Created on 01-29-201601:54 PM - edited on 09-27-201609:11 AM by cjervis
When trying to install CDH via Cloudera Manager, you may sometimes encounter "heartbeat" errors similar to the following:
Installation failed. Failed to receive heartbeat from agent.
Ensure that the host's hostname is configured properly.
Ensure that port 7182 is accessible on the Cloudera Manager server (check firewall rules).
Ensure that ports 9000 and 9001 are free on the host being added.
Check agent logs in /var/log/cloudera-scm-agent/ on the host being added (some of the logs can be found in the installation details).
Cloudera Manager (All Versions)
This type of error can be caused by several factors, but they all come down to the client nodes being able to correctly communicate back to the Cloudera Manager server over the network.
Potential root causes of this error:
Your client machines do not have their IP addresses configured properly.
Firewalls and/or iptables could be blocking network traffic.
DNS is misconfigured
1. IP Address misconfiguration:
Use "ifconfig -a" to see a listing of your network interfaces, your main network interface is probably something like "eth0". Assure that it has a real IP address, not the loopback address (127.0.0.1) assigned to it. Run the "hostname -f" command to find out what hostname your local machine is using for itself, then run "nslookup <hostname>" against that hostname (or "dig <hostname>" for more options) to see what IP address it is resolving to. If DNS does not return an IP address for your host, then the configuration will be strictly controlled by /etc/hosts. Look in that file to see what IP address you are assigning to your host.

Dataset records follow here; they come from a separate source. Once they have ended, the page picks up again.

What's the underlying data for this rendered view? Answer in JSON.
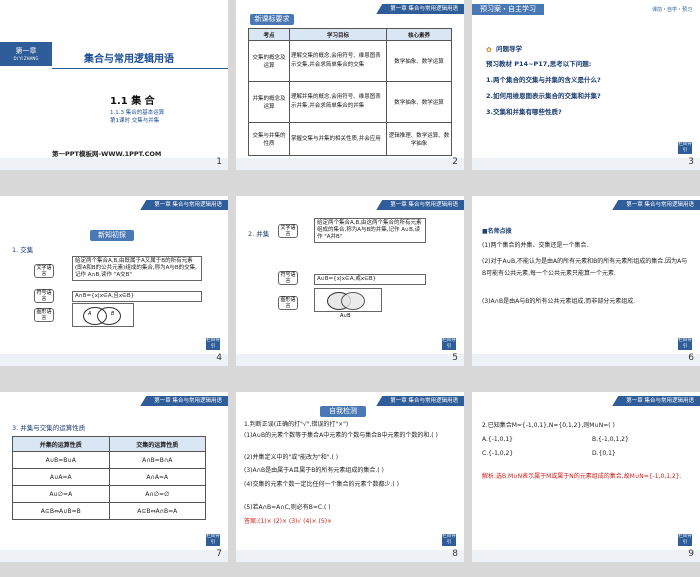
{
  "slide_numbers": [
    "1",
    "2",
    "3",
    "4",
    "5",
    "6",
    "7",
    "8",
    "9"
  ],
  "header_text": "第一章  集合与常用逻辑用语",
  "nav_label": "栏目导引",
  "s1": {
    "chapter_tag": "第一章",
    "chapter_pinyin": "DI YI ZHANG",
    "title": "集合与常用逻辑用语",
    "section": "1.1  集 合",
    "subsection": "1.1.3  集合的基本运算",
    "lesson": "第1课时  交集与并集",
    "watermark": "第一PPT模板网-WWW.1PPT.COM"
  },
  "s2": {
    "badge": "新课标要求",
    "headers": [
      "考点",
      "学习目标",
      "核心素养"
    ],
    "rows": [
      [
        "交集的概念及运算",
        "理解交集的概念,会用符号、维恩图表示交集,并会求简单集合的交集",
        "数学抽象、数学运算"
      ],
      [
        "并集的概念及运算",
        "理解并集的概念,会用符号、维恩图表示并集,并会求简单集合的并集",
        "数学抽象、数学运算"
      ],
      [
        "交集与并集的性质",
        "掌握交集与并集的相关性质,并会应用",
        "逻辑推理、数学运算、数学抽象"
      ]
    ]
  },
  "s3": {
    "badge": "预习案・自主学习",
    "top_right": "课前・自学・预习",
    "heading": "问题导学",
    "intro": "预习教材 P14~P17,思考以下问题:",
    "questions": [
      "1.两个集合的交集与并集的含义是什么?",
      "2.如何用维恩图表示集合的交集和并集?",
      "3.交集和并集有哪些性质?"
    ]
  },
  "s4": {
    "badge": "新知初探",
    "heading": "1. 交集",
    "lang_labels": [
      "文字语言",
      "符号语言",
      "图形语言"
    ],
    "text_def": "给定两个集合A,B,由既属于A又属于B的所有元素(即A和B的公共元素)组成的集合,称为A与B的交集,记作 A∩B,读作 \"A交B\"",
    "symbol_def": "A∩B={x|x∈A,且x∈B}",
    "venn_a": "A",
    "venn_b": "B"
  },
  "s5": {
    "heading": "2. 并集",
    "lang_labels": [
      "文字语言",
      "符号语言",
      "图形语言"
    ],
    "text_def": "给定两个集合A,B,由这两个集合的所有元素组成的集合,称为A与B的并集,记作 A∪B,读作 \"A并B\"",
    "symbol_def": "A∪B={x|x∈A,或x∈B}",
    "venn_caption": "A∪B"
  },
  "s6": {
    "heading": "■名师点拨",
    "lines": [
      "(1)两个集合的并集、交集还是一个集合.",
      "(2)对于A∪B,不能认为是由A的所有元素和B的所有元素所组成的集合.因为A与B可能有公共元素,每一个公共元素只能算一个元素.",
      "(3)A∩B是由A与B的所有公共元素组成,而非部分元素组成."
    ]
  },
  "s7": {
    "heading": "3. 并集与交集的运算性质",
    "headers": [
      "并集的运算性质",
      "交集的运算性质"
    ],
    "rows": [
      [
        "A∪B=B∪A",
        "A∩B=B∩A"
      ],
      [
        "A∪A=A",
        "A∩A=A"
      ],
      [
        "A∪∅=A",
        "A∩∅=∅"
      ],
      [
        "A⊆B⇔A∪B=B",
        "A⊆B⇔A∩B=A"
      ]
    ]
  },
  "s8": {
    "badge": "自我检测",
    "lines": [
      "1.判断正误(正确的打\"√\",错误的打\"×\")",
      "(1)A∪B的元素个数等于集合A中元素的个数与集合B中元素的个数的和.(  )",
      "(2)并集定义中的\"或\"能改为\"和\".(  )",
      "(3)A∩B是由属于A且属于B的所有元素组成的集合.(  )",
      "(4)交集的元素个数一定比任何一个集合的元素个数都少.(  )",
      "(5)若A∩B=A∩C,则必有B=C.(  )"
    ],
    "answer": "答案:(1)×  (2)×  (3)√  (4)×  (5)×"
  },
  "s9": {
    "question": "2.已知集合M={-1,0,1},N={0,1,2},则M∪N=(  )",
    "options": [
      "A.{-1,0,1}",
      "B.{-1,0,1,2}",
      "C.{-1,0,2}",
      "D.{0,1}"
    ],
    "solution": "解析:选B.M∪N表示属于M或属于N的元素组成的集合,故M∪N={-1,0,1,2}."
  }
}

2. Firewalls or iptables: either disable them or assure they are allowing the correct ports to pass through. Follow you company policies to decide which path if best for you.
3. If "nslookup <hostname>" (where <hostname> is the name of your Cloudera Manager server) does not return the correct IP address, then you have a misconfigured DNS, contact your network admin.
When it's all said and done, all machines in your cluster need to be able to resolve each other's hostnames and IP addresses as well as connect to each other on the specific network ports mentioned in the error message. Assure that /etc/hosts or DNS are configured properly so that your hosts can resolve each other and that each local machine is binding it's hadoop services to a real network IP instead of the loopback address.
If all that is correct and you still cannot connect, check to make sure firewalls or other services are not blocking the traffic.